Need to develop qualitative measures
6.16 Some respondents argued that it is not enough to simply collect statistics and report on numerical targets. There was a strong feeling that more qualitative data ('soft indicators') was also needed to assess the progress of the mental health improvement agenda. One local authority respondent said that:
"There needs to be a greater movement towards a social model of health, rather than solely a medical model…. The challenge for the social model is the qualitative aspect of change generated." (Local authority respondent)
6.17 Another individual - the same respondent who suggested measuring levels of staff absence due to stress, depression, bullying and harassment (see point 1 above), also suggested that additional qualitative information was needed to truly measure improvement:
"We note that NHS Boards currently only report a single, annual staff sickness absence figure to the Scottish Government. We would like to see Boards report on certain reasons for absence in the future so that the NHS can demonstrate the improvements it is making for its own staff." (Representative of NHS professional body)

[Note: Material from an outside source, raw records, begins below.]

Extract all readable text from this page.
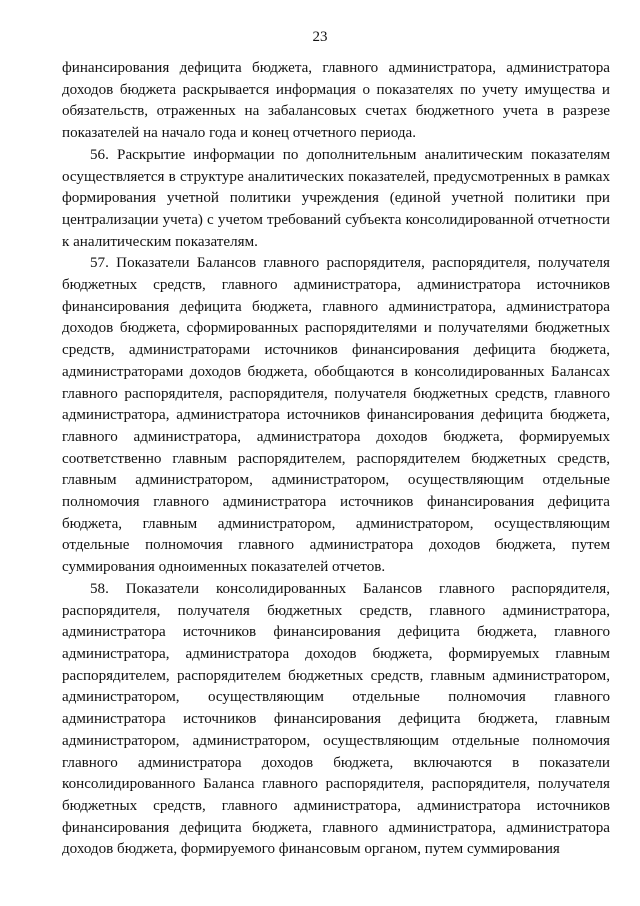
23

финансирования дефицита бюджета, главного администратора, администратора доходов бюджета раскрывается информация о показателях по учету имущества и обязательств, отраженных на забалансовых счетах бюджетного учета в разрезе показателей на начало года и конец отчетного периода.

56. Раскрытие информации по дополнительным аналитическим показателям осуществляется в структуре аналитических показателей, предусмотренных в рамках формирования учетной политики учреждения (единой учетной политики при централизации учета) с учетом требований субъекта консолидированной отчетности к аналитическим показателям.

57. Показатели Балансов главного распорядителя, распорядителя, получателя бюджетных средств, главного администратора, администратора источников финансирования дефицита бюджета, главного администратора, администратора доходов бюджета, сформированных распорядителями и получателями бюджетных средств, администраторами источников финансирования дефицита бюджета, администраторами доходов бюджета, обобщаются в консолидированных Балансах главного распорядителя, распорядителя, получателя бюджетных средств, главного администратора, администратора источников финансирования дефицита бюджета, главного администратора, администратора доходов бюджета, формируемых соответственно главным распорядителем, распорядителем бюджетных средств, главным администратором, администратором, осуществляющим отдельные полномочия главного администратора источников финансирования дефицита бюджета, главным администратором, администратором, осуществляющим отдельные полномочия главного администратора доходов бюджета, путем суммирования одноименных показателей отчетов.

58. Показатели консолидированных Балансов главного распорядителя, распорядителя, получателя бюджетных средств, главного администратора, администратора источников финансирования дефицита бюджета, главного администратора, администратора доходов бюджета, формируемых главным распорядителем, распорядителем бюджетных средств, главным администратором, администратором, осуществляющим отдельные полномочия главного администратора источников финансирования дефицита бюджета, главным администратором, администратором, осуществляющим отдельные полномочия главного администратора доходов бюджета, включаются в показатели консолидированного Баланса главного распорядителя, распорядителя, получателя бюджетных средств, главного администратора, администратора источников финансирования дефицита бюджета, главного администратора, администратора доходов бюджета, формируемого финансовым органом, путем суммирования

6.18 Similarly, another respondent asked for national support to develop a framework that would capture information about the factors that contributed to suicide - in addition to simply measuring the number of suicides in an area. This would assist local planning committees to commission better prevention services. Another individual argued that it was necessary not only to measure whether people move on from services (throughput), but what they move on to.